Четыре тысячи четыреста (The 4400)

— Долго ещё я буду такой?

— Какой?

— Я не хочу всё знать прежде, чем оно случится... Хочу быть нормальной, как раньше.

— Ты не переживай. К тому же, как знать, кто нормальный?

— Ты.

— Открыть тебе тайну? Нормальные, вроде меня, мечтают стать необычными, как ты.

Конец одного путешествия всегда является началом другого. Перемены всегда сложны и они не обходятся без жертв. Эти жертвы тяжелы, но нельзя позволить им поколебать нас. Завтрашний день — это тайна и мы можем только встретить его со всей смелостью. Мы двигаемся вперёд, только вперёд — к тому, что будет дальше. Мы делаем выбор, принимаем решения и нам остаётся только жить и надеяться.

Мы позволили правительству называть наше движение революционным. Революции разделяют людей, нарушают порядок, внушают страх, а религии... религии объединяют.

— Некоторым из нас лучше быть в одиночестве...

— Никому не лучше быть в одиночестве, а кто так думает — обманывает себя.

— Я журналистка и отвечаю только перед зрителями!

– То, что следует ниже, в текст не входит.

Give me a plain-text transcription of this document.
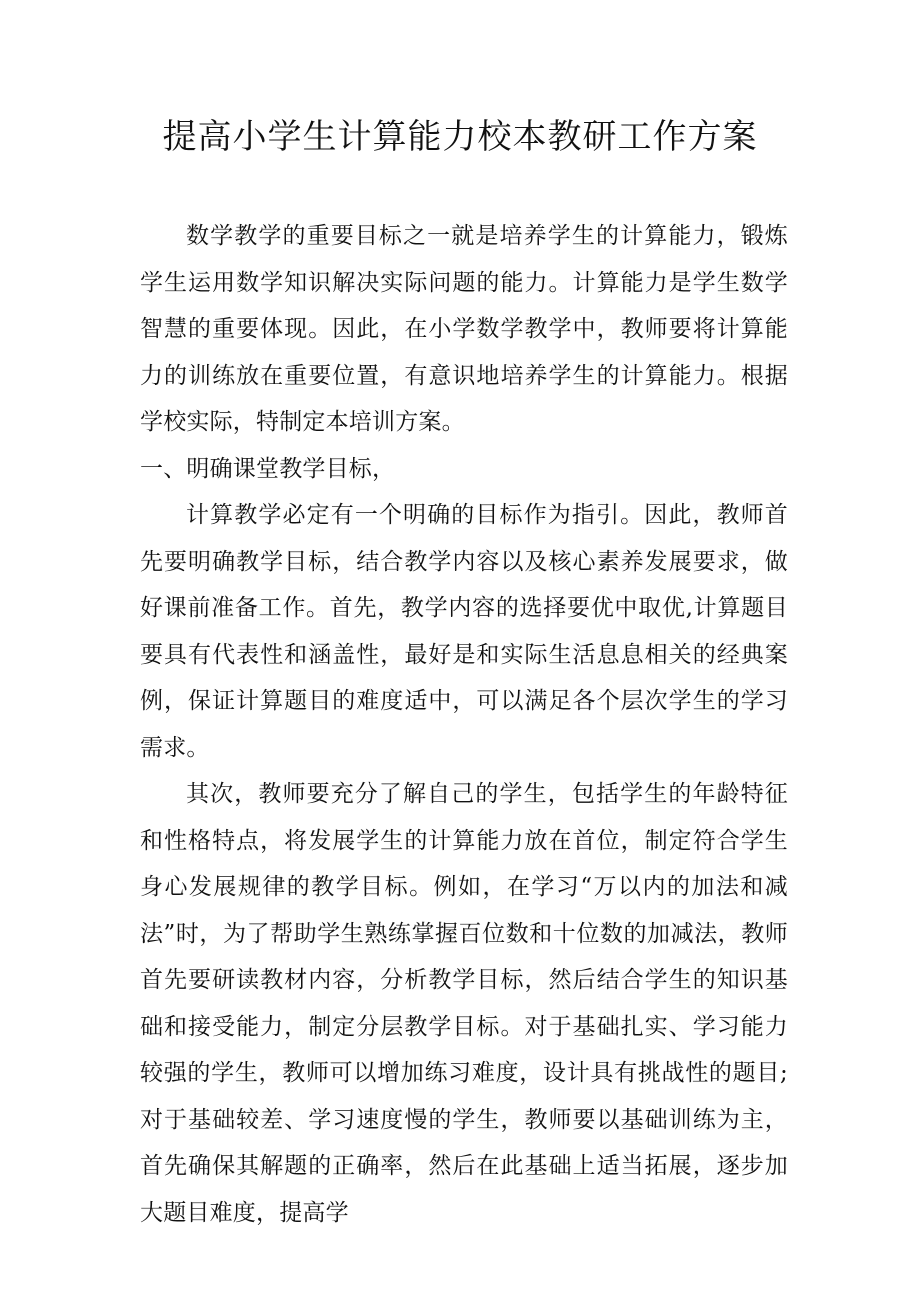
提高小学生计算能力校本教研工作方案

数学教学的重要目标之一就是培养学生的计算能力，锻炼学生运用数学知识解决实际问题的能力。计算能力是学生数学智慧的重要体现。因此，在小学数学教学中，教师要将计算能力的训练放在重要位置，有意识地培养学生的计算能力。根据学校实际，特制定本培训方案。

一、明确课堂教学目标，

计算教学必定有一个明确的目标作为指引。因此，教师首先要明确教学目标，结合教学内容以及核心素养发展要求，做好课前准备工作。首先，教学内容的选择要优中取优,计算题目要具有代表性和涵盖性，最好是和实际生活息息相关的经典案例，保证计算题目的难度适中，可以满足各个层次学生的学习需求。

其次，教师要充分了解自己的学生，包括学生的年龄特征和性格特点，将发展学生的计算能力放在首位，制定符合学生身心发展规律的教学目标。例如，在学习“万以内的加法和减法”时，为了帮助学生熟练掌握百位数和十位数的加减法，教师首先要研读教材内容，分析教学目标，然后结合学生的知识基础和接受能力，制定分层教学目标。对于基础扎实、学习能力较强的学生，教师可以增加练习难度，设计具有挑战性的题目;对于基础较差、学习速度慢的学生，教师要以基础训练为主，首先确保其解题的正确率，然后在此基础上适当拓展，逐步加大题目难度，提高学
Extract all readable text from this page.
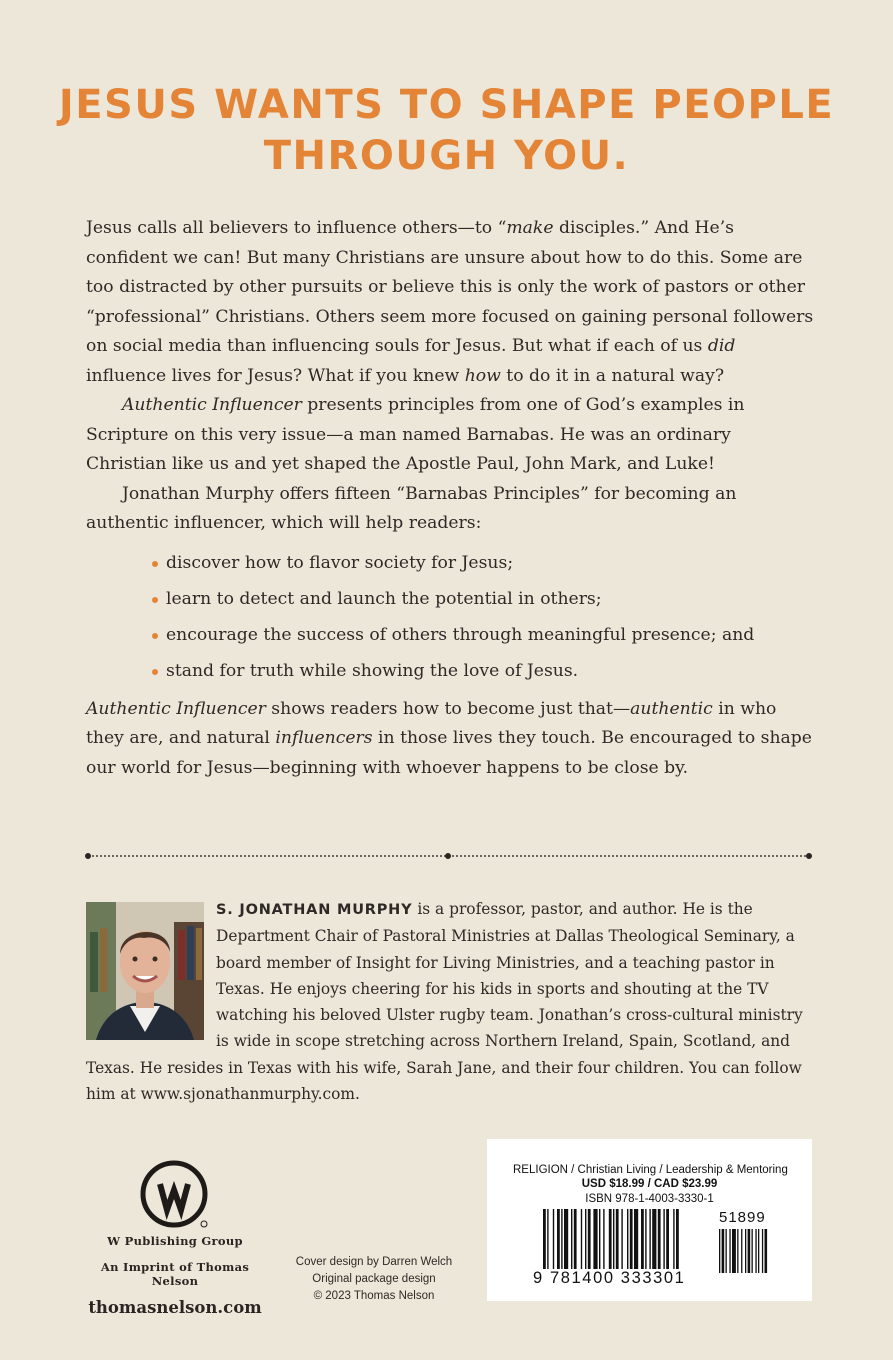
JESUS WANTS TO SHAPE PEOPLE
THROUGH YOU.

Jesus calls all believers to influence others—to “make disciples.” And He’s confident we can! But many Christians are unsure about how to do this. Some are too distracted by other pursuits or believe this is only the work of pastors or other “professional” Christians. Others seem more focused on gaining personal followers on social media than influencing souls for Jesus. But what if each of us did influence lives for Jesus? What if you knew how to do it in a natural way?

Authentic Influencer presents principles from one of God’s examples in Scripture on this very issue—a man named Barnabas. He was an ordinary Christian like us and yet shaped the Apostle Paul, John Mark, and Luke!

Jonathan Murphy offers fifteen “Barnabas Principles” for becoming an authentic influencer, which will help readers:

discover how to flavor society for Jesus;
learn to detect and launch the potential in others;
encourage the success of others through meaningful presence; and
stand for truth while showing the love of Jesus.

Authentic Influencer shows readers how to become just that—authentic in who they are, and natural influencers in those lives they touch. Be encouraged to shape our world for Jesus—beginning with whoever happens to be close by.

S. JONATHAN MURPHY is a professor, pastor, and author. He is the Department Chair of Pastoral Ministries at Dallas Theological Seminary, a board member of Insight for Living Ministries, and a teaching pastor in Texas. He enjoys cheering for his kids in sports and shouting at the TV watching his beloved Ulster rugby team. Jonathan’s cross-cultural ministry is wide in scope stretching across Northern Ireland, Spain, Scotland, and Texas. He resides in Texas with his wife, Sarah Jane, and their four children. You can follow him at www.sjonathanmurphy.com.
W Publishing Group
An Imprint of Thomas Nelson
thomasnelson.com
Cover design by Darren Welch
Original package design
© 2023 Thomas Nelson
RELIGION / Christian Living / Leadership & Mentoring
USD $18.99 / CAD $23.99
ISBN 978-1-4003-3330-1
51899
9 781400 333301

— Не прикрывайтесь свободой печати! Вы занимаетесь не журналистикой, вы кричите «Пожар!» в набитом автобусе.

— Джордан Кольер открыто выступил против правительства, захватил часть территории Соединённых Штатов, объявил себя вне закона. И что прикажете с ним делать? Вытирать ему сопли, читать книжку на ночь?

— И что? Нет другого выбора? Либо вечерняя сказка, либо пуля в голову?

— Твоя тётя тоже виновата. И она это знает.

— Она совершила ошибку, но разве не эта задача семьи — прощать тех, кто ошибается.

— Дело не в моём прощении, ей не место рядом с тобой.

— У нас и так небольшая семья, мы не можем выгонять людей, даже если они сглупили.